Приближалось время, когда Меттерних в большей, чем Кобенцль, степени обеспечивал политику создания новой Австрийской империи. Во время же ее основания он всей своей душой был на стороне рейха – по крайней мере решительно возражал против признания Наполеона императором. Положа руку на сердце следует признать, что он отвергал большую часть политики Кобенцля. Если вице-канцлер считал германских князей «достойным сожаления приложением» к Франции, то Меттерних считал их повальное дезертирство из рейха «непостижимым». Если Кобенцль считал Наполеона укротителем революции, деятелем, с которым можно иметь дело, то Меттерних следовал доктрине Генца, усматривавшего в корсиканце инструмент революции. Если Кобенцль склонялся к осторожному сближению с Россией ради воздействия на Францию, то Меттерних выступал за всесторонние связи с ней с целью образования единого фронта против Франции. Короче говоря, Кобенцль стремился к примирению и миру, Меттерних же хотел войны. Возможно, Кобенцль отдавал себе отчет в этом, поскольку в инструкции от ноября 1803 года подчеркивал необходимость того, чтобы посол «был полностью согласен с нашими целями и действиями».

Упомянутая инструкция послужила наставлением общего характера для нового назначения Меттерниха – послом в Берлине. В сравнении с южногерманскими курфюршествами Саксония, придерживавшаяся нейтралитета, позволяла Клеменсу Лотару показать себя в выгодном свете. «Граф Меттерних молод, но тактичен», – отзывался о Клеменсе Колоредо. И в начале февраля 1803 года вопрос о назначении Меттерниха был решен. Назначение было вызвано тем, что Имперский эдикт нормализовал австро-российские отношения и повлек за собой перевод посла в Берлине, графа Филиппа Штадиона, в Санкт-Петербург. И снова хорошо известная бюрократическая волокита сыграла свою роль. Меттерних задержался в Дрездене на три месяца, несколько месяцев еще проводил отпуск в Охсенхаузене и лишь в ноябре отправился в прусскую столицу.

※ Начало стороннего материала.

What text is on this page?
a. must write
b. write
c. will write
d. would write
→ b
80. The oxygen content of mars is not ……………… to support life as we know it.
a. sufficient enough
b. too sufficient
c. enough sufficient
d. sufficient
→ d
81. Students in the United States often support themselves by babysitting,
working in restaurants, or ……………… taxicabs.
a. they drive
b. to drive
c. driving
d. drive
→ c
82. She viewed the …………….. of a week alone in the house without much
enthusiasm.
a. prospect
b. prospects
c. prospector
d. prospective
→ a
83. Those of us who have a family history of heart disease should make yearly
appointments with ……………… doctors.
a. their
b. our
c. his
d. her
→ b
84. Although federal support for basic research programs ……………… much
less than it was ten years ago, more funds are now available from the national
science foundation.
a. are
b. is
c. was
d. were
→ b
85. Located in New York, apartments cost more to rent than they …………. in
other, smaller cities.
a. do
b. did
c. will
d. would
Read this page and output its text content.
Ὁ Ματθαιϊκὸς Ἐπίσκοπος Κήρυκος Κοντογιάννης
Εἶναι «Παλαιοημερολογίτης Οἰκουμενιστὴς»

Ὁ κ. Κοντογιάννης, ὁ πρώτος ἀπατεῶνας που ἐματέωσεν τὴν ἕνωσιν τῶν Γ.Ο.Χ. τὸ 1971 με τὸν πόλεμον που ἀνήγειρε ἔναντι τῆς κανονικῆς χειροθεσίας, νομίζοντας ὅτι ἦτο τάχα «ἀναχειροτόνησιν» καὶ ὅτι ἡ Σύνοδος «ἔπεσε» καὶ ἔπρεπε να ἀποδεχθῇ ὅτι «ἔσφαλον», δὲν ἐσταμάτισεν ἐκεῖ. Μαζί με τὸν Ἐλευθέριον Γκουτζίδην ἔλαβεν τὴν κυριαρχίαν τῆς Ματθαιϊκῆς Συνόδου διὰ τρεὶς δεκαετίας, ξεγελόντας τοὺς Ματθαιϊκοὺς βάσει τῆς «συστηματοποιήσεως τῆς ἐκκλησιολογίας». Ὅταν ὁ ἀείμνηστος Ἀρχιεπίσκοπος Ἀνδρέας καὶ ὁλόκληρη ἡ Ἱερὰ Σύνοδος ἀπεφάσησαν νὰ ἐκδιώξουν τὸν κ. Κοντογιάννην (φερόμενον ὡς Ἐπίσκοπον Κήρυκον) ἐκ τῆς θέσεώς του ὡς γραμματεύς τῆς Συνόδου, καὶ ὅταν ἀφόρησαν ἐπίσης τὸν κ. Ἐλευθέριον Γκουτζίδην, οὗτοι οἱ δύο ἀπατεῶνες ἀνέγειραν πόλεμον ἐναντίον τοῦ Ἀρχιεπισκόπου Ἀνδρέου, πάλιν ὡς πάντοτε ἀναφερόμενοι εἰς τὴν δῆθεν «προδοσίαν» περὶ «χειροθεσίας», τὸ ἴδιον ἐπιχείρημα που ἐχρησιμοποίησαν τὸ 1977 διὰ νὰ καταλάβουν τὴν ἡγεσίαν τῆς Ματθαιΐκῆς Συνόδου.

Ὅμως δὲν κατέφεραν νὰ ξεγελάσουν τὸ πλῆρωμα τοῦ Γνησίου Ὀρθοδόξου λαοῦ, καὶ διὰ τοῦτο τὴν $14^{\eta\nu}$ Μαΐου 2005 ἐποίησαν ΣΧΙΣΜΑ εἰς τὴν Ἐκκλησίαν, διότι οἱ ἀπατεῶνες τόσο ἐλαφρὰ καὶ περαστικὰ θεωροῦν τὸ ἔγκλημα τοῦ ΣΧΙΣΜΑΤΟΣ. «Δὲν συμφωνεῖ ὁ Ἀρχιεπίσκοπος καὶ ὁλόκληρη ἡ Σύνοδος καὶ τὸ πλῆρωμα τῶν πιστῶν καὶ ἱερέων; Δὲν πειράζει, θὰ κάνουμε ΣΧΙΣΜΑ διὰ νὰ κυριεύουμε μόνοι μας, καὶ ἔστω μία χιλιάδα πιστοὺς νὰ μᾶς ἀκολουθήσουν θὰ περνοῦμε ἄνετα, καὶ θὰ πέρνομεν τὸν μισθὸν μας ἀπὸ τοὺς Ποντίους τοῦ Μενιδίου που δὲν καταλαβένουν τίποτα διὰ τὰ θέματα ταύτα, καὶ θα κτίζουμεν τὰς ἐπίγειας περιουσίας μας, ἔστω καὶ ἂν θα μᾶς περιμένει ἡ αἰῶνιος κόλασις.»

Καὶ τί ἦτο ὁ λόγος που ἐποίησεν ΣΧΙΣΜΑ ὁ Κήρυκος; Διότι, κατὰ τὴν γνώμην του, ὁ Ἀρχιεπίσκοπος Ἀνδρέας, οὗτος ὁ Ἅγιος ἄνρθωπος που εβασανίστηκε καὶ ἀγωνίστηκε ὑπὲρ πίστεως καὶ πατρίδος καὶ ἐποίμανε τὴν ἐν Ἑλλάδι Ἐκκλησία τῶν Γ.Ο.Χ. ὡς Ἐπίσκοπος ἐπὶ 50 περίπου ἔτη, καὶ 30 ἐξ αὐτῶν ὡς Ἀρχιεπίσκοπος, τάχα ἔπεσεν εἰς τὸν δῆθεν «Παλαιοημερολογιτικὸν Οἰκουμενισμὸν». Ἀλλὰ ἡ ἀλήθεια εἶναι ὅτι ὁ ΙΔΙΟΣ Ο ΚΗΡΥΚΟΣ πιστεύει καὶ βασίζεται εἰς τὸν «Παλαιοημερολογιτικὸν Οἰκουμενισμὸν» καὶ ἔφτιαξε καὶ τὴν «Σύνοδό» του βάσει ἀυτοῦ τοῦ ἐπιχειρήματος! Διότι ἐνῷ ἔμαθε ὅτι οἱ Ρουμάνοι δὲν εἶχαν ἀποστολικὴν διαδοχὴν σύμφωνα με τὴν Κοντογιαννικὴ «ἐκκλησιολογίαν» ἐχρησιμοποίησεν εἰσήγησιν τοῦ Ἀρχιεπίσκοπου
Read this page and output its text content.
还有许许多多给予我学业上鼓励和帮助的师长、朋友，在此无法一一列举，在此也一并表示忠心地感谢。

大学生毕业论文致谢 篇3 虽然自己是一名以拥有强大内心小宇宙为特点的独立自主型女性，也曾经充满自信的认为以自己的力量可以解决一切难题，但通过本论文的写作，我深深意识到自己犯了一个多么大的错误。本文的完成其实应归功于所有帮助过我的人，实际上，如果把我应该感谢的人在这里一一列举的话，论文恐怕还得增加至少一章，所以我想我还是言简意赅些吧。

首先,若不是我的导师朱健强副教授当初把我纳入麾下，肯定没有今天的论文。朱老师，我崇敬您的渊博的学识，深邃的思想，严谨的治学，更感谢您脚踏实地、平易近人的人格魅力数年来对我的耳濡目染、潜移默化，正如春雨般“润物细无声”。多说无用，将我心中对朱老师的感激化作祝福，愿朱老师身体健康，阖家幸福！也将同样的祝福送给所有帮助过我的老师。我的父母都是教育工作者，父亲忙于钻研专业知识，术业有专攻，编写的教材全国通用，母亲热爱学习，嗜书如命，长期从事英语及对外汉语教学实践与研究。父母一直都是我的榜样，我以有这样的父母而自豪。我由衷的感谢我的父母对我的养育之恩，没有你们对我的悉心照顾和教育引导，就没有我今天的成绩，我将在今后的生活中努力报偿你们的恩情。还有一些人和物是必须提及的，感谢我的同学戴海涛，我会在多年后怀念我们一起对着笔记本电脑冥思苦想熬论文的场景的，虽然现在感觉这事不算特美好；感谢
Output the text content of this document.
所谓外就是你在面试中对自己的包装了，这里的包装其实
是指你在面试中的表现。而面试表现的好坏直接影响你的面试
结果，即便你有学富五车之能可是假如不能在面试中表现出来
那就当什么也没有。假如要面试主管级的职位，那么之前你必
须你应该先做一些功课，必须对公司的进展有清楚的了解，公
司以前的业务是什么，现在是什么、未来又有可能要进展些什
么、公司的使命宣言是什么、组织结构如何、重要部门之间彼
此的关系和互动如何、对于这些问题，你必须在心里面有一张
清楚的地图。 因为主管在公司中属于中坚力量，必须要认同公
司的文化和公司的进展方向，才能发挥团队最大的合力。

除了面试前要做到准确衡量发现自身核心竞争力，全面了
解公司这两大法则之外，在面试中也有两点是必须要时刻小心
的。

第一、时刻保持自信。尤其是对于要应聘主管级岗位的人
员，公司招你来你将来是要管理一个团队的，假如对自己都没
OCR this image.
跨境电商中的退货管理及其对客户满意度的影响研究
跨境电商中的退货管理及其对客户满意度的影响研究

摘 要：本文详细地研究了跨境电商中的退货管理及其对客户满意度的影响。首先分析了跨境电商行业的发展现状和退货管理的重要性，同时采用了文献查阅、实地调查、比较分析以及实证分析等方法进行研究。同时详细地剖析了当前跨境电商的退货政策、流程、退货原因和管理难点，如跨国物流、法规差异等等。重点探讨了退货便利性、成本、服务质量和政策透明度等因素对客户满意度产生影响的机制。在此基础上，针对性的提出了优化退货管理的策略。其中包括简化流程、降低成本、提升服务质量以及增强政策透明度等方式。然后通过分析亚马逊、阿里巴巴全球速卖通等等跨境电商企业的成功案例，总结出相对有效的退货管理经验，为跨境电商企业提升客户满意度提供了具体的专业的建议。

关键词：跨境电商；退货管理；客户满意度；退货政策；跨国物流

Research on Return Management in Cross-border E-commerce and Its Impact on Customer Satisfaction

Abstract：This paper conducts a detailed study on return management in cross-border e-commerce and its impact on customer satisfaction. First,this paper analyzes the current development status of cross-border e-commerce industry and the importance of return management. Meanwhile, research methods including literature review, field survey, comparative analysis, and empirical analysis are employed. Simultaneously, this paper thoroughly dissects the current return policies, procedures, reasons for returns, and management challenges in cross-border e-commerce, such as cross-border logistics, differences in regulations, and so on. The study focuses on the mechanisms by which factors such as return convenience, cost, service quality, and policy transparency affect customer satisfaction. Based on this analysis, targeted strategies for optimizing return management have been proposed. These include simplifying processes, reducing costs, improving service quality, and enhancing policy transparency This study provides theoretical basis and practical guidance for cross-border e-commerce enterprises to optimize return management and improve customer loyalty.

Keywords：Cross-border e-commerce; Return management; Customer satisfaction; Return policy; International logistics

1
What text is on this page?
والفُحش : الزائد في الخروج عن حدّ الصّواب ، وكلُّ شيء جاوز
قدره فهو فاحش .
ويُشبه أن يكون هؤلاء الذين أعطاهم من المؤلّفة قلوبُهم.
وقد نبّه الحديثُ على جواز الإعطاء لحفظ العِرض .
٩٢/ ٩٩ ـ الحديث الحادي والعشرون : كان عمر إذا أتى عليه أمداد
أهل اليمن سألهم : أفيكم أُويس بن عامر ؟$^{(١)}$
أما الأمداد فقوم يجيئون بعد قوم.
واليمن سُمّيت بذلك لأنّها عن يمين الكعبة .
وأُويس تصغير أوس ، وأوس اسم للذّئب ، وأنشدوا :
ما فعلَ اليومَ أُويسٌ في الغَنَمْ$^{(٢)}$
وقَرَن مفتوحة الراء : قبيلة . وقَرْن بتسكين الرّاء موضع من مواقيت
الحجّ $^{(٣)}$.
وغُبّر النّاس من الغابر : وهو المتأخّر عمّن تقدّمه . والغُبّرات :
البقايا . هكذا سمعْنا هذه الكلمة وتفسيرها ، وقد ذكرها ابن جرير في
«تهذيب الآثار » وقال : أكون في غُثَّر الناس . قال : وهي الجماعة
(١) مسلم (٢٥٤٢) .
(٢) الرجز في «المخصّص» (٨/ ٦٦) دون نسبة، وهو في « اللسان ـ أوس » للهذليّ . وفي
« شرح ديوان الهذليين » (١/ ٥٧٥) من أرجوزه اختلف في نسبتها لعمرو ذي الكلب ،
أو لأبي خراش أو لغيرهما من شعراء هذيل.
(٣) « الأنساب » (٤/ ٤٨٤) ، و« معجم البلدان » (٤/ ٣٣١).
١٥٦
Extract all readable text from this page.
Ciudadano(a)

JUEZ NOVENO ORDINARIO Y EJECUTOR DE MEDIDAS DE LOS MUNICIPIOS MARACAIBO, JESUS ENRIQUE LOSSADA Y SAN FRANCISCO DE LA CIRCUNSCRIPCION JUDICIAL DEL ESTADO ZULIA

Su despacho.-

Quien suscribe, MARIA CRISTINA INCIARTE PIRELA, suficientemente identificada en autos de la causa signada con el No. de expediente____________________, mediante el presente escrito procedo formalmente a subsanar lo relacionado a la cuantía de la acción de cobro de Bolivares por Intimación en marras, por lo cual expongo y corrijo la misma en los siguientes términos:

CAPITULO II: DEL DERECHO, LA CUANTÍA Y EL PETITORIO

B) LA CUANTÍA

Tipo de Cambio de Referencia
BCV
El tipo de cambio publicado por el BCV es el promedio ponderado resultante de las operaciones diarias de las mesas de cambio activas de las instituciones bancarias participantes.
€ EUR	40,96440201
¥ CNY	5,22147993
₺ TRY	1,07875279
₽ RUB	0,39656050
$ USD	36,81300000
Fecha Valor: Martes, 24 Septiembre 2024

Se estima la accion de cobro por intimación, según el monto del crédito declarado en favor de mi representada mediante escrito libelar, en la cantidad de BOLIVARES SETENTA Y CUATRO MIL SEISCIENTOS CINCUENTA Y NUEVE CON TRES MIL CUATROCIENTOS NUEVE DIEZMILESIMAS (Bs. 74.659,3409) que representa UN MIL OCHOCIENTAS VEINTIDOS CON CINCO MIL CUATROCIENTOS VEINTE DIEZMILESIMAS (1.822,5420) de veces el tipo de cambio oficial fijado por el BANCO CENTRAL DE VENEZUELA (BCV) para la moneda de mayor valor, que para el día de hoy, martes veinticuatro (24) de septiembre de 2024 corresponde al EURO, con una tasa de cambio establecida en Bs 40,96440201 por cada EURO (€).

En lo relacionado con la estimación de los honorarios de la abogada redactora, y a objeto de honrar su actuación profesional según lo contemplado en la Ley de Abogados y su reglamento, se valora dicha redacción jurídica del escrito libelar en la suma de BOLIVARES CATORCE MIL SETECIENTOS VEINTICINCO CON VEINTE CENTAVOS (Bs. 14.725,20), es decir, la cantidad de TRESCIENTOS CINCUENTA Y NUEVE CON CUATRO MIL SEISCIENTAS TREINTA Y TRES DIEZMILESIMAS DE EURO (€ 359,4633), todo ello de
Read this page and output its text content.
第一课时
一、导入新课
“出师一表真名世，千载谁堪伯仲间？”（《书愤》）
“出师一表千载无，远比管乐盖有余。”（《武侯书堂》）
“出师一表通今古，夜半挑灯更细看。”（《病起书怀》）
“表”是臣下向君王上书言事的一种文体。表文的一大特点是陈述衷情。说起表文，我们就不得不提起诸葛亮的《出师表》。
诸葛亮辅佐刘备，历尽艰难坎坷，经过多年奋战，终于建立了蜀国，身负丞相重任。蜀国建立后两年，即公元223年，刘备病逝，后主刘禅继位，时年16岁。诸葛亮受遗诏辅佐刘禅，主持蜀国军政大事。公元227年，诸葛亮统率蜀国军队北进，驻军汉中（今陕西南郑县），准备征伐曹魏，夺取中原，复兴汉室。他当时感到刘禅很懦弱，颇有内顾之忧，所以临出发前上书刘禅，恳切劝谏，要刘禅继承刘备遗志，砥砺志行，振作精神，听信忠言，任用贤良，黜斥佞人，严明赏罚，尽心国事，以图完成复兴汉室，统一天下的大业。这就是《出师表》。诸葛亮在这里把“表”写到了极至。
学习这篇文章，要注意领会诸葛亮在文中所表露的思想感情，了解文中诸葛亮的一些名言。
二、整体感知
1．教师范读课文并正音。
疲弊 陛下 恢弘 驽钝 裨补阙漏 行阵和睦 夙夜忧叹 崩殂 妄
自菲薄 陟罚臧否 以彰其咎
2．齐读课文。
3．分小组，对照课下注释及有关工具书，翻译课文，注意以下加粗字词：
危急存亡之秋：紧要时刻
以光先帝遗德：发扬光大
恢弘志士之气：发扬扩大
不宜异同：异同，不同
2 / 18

Первоначально от него требовалось влиять на позицию Пруссии в европейских делах. Нейтралитет этой державы в целом отвечал целям политики умиротворения, проводимой Кобенцлем. Меттерниху поручалось поддержать усилия Штадиона по формированию союза Австрии с Россией. Достигнуть этого было проще простого. Россия уже давно стремилась к такому союзу, так как политика Наполеона в отношении Германии полностью игнорировала ее установку на нейтрализацию германских курфюршеств. На этой почве между Россией и Францией возникала уйма конфликтов. Когда царь Александр предложил свое посредничество по совместному с французами решению в Вене спорных вопросов Австрии и Баварии, Наполеон направил это предложение на рассмотрение рейхстага в Регенсбурге, где пожелания России не были приняты во внимание. Когда Александр несколькими неделями позже осудил насильственный захват на территории Бадена бурбонского герцога Энгиенского, Наполеон объявил о том, что франко-российское посредничество в Германии закончено. Когда Россия направила по этому поводу протест в рейхстаг, за рассмотрение его осмелились высказаться только два представителя курфюршеств, опекаемых крупными державами (Ганновер, связанный с Англией, и Померания, связанная со Швецией). Самое большее, чего они добились, состояло в том, что вопрос с русским протестом был положен под сукно, вместо того чтобы быть отвергнутым сразу. Когда снова разразилась война между Францией и Англией, Наполеон занял Ганновер и свободные ганзейские города, чтобы воспрепятствовать торговле курфюршеств, расположенных между Эльбой и Вислой, с англичанами. Это было тоже вызовом России. Подобно другим наполеоновским креатурам – Батавской, Швейцарской и Цизальпинской республикам, – Германия была нейтральной только по названию. Теперь Россия была заинтересована больше всего в том, чтобы привлечь на свою сторону и Австрию, и Пруссию, то есть сформировать Третью коалицию.